Entre la France et l’Algérie, « il y a des intérêts spécifiques, de multiples  intérêts et il y a des domaines assez compliqués », a insisté Ramtane Lamamra, tout en défendant les «positions de principe » et « les positions  stables» d’Alger. Et parmi les questions sur lesquelles s’opposent Paris et Alger, la question du Sahara figure en tête.

 

Pourtant, le dialogue entre l’Algérie et l’Etat français « continue et se fait dans beaucoup de secteurs et les échéances sont fixées », a indiqué le ministre algérien des Affaires étrangères, dans une allusion à peine voilée au préjudice qui pourrait toucher les intérêts français en Algérie au cas où Paris poursuivait son soutien au plan d’autonomie du Maroc au Sahara.

 

Ce n’est d’ailleurs pas la première fois que Lamamra s’en prend à Paris à cause de l’affaire du Sahara et de la froide indifférence avec laquelle la  France traite le Polisario, le front indépendantiste armé et financé par Alger.

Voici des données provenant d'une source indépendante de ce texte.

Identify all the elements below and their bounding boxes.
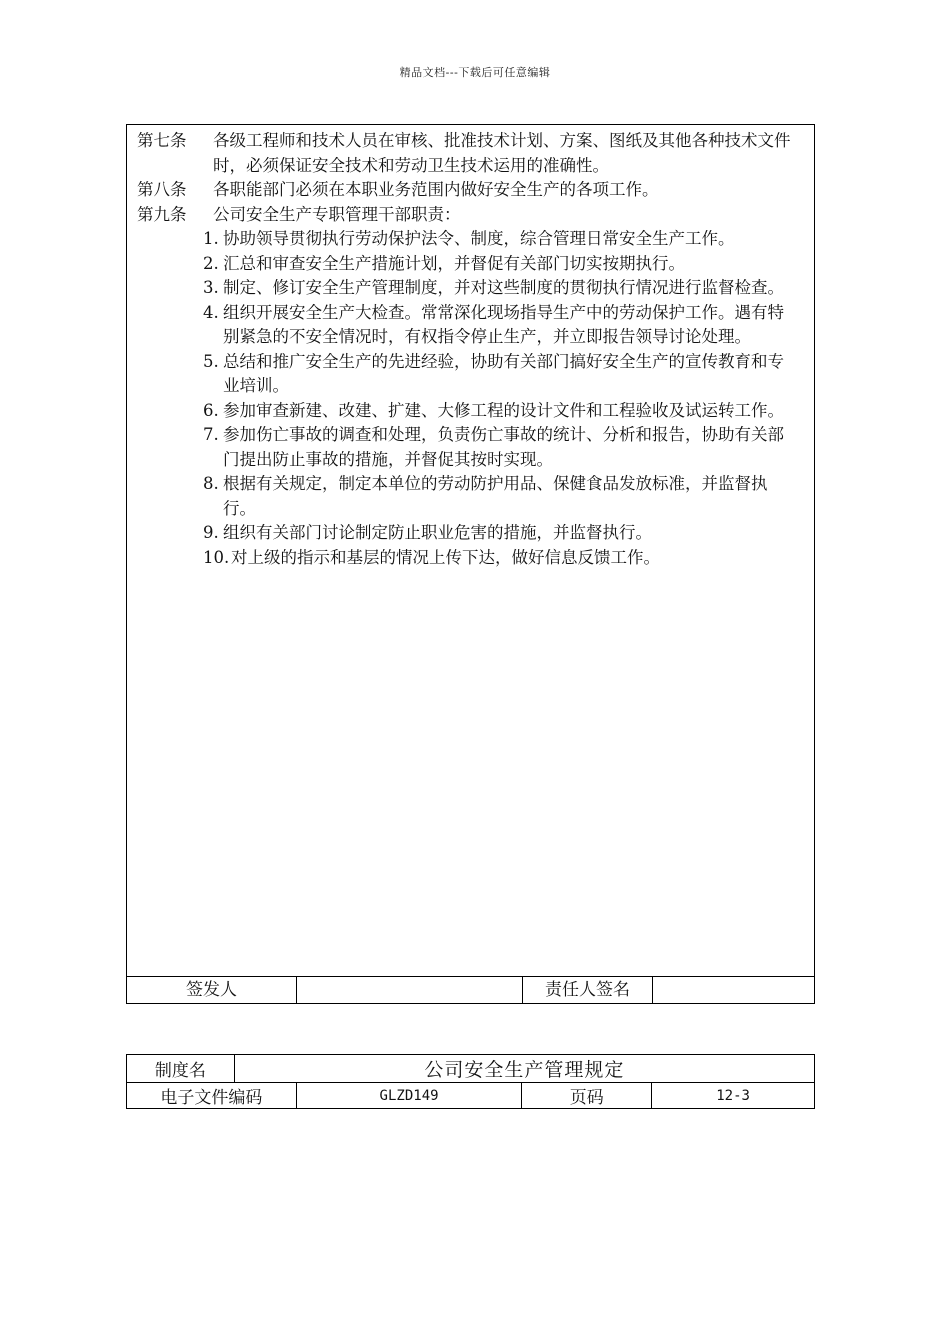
article-8 — [137, 178, 807, 203]
item-number: 4. — [203, 302, 219, 322]
list-item — [203, 521, 807, 546]
item-text: 对上级的指示和基层的情况上传下达，做好信息反馈工作。 — [231, 547, 660, 567]
item-text: 参加审查新建、改建、扩建、大修工程的设计文件和工程验收及试运转工作。 — [223, 400, 784, 420]
list-item — [203, 472, 807, 521]
list-item — [203, 227, 807, 252]
list-item — [203, 276, 807, 301]
article-label: 第七条 — [137, 131, 187, 150]
item-number: 5. — [203, 351, 219, 371]
item-number: 7. — [203, 425, 219, 444]
item-number: 2. — [203, 253, 219, 273]
issuer-label: 签发人 — [127, 977, 297, 1003]
policy-name-label: 制度名 — [127, 1055, 235, 1083]
responsible-person-label: 责任人签名 — [523, 977, 653, 1003]
list-item — [203, 546, 807, 571]
regulation-content-box — [126, 124, 815, 1004]
duty-items-list — [203, 227, 807, 570]
document-info-table — [126, 1054, 815, 1109]
article-text: 公司安全生产专职管理干部职责： — [213, 204, 461, 224]
article-label: 第八条 — [137, 180, 187, 199]
responsible-person-signature-field[interactable] — [653, 977, 814, 1003]
list-item — [203, 399, 807, 424]
article-text: 各级工程师和技术人员在审核、批准技术计划、方案、图纸及其他各种技术文件时，必须保证安全技术和劳动卫生技术运用的准确性。 — [213, 131, 791, 175]
list-item — [203, 350, 807, 399]
article-9 — [137, 203, 807, 228]
item-text: 参加伤亡事故的调查和处理，负责伤亡事故的统计、分析和报告，协助有关部门提出防止事故的措施，并督促其按时实现。 — [223, 425, 784, 469]
article-7 — [137, 129, 807, 178]
page-number-label: 页码 — [522, 1083, 652, 1109]
item-text: 组织有关部门讨论制定防止职业危害的措施，并监督执行。 — [223, 523, 652, 542]
item-text: 汇总和审查安全生产措施计划，并督促有关部门切实按期执行。 — [223, 253, 685, 273]
list-item — [203, 423, 807, 472]
item-text: 组织开展安全生产大检查。常常深化现场指导生产中的劳动保护工作。遇有特别紧急的不安全情况时，有权指令停止生产，并立即报告领导讨论处理。 — [223, 302, 784, 346]
list-item — [203, 252, 807, 277]
issuer-signature-field[interactable] — [297, 977, 523, 1003]
table-row — [127, 1083, 815, 1109]
item-number: 3. — [203, 278, 219, 297]
list-item — [203, 301, 807, 350]
article-label: 第九条 — [137, 204, 187, 224]
signature-row — [127, 976, 814, 1003]
table-row — [127, 1055, 815, 1083]
policy-name: 公司安全生产管理规定 — [234, 1055, 814, 1083]
item-text: 总结和推广安全生产的先进经验，协助有关部门搞好安全生产的宣传教育和专业培训。 — [223, 351, 784, 395]
item-text: 协助领导贯彻执行劳动保护法令、制度，综合管理日常安全生产工作。 — [223, 229, 735, 248]
item-number: 1. — [203, 229, 219, 248]
file-code-label: 电子文件编码 — [127, 1083, 297, 1109]
articles-list — [137, 129, 807, 570]
item-number: 9. — [203, 523, 219, 542]
article-text: 各职能部门必须在本职业务范围内做好安全生产的各项工作。 — [213, 180, 659, 199]
item-text: 制定、修订安全生产管理制度，并对这些制度的贯彻执行情况进行监督检查。 — [223, 278, 784, 297]
item-number: 10. — [203, 547, 230, 567]
item-number: 6. — [203, 400, 219, 420]
item-number: 8. — [203, 474, 219, 493]
item-text: 根据有关规定，制定本单位的劳动防护用品、保健食品发放标准，并监督执行。 — [223, 474, 768, 518]
page-number: 12-3 — [652, 1083, 815, 1109]
file-code: GLZD149 — [296, 1083, 522, 1109]
page-header: 精品文档---下载后可任意编辑 — [399, 66, 551, 79]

C’est même devenu une habitude.

 

Et cette nouvelle sortie du patron de la diplomatie algérienne intervient deux mois seulement après sa déclaration excédée à l’occasion du déplacement de Jean-Marc Ayrault à Alger, le 29 mars dernier.

 

Lors d’une conférence de presse conjointe avec son homologue français, Lamamra n’avait pas pu alors s’empêcher de lâcher en public que la question du Sahara constituait « l’un des principaux désaccords entre la politique extérieure de l’Algérie et celle de la France ».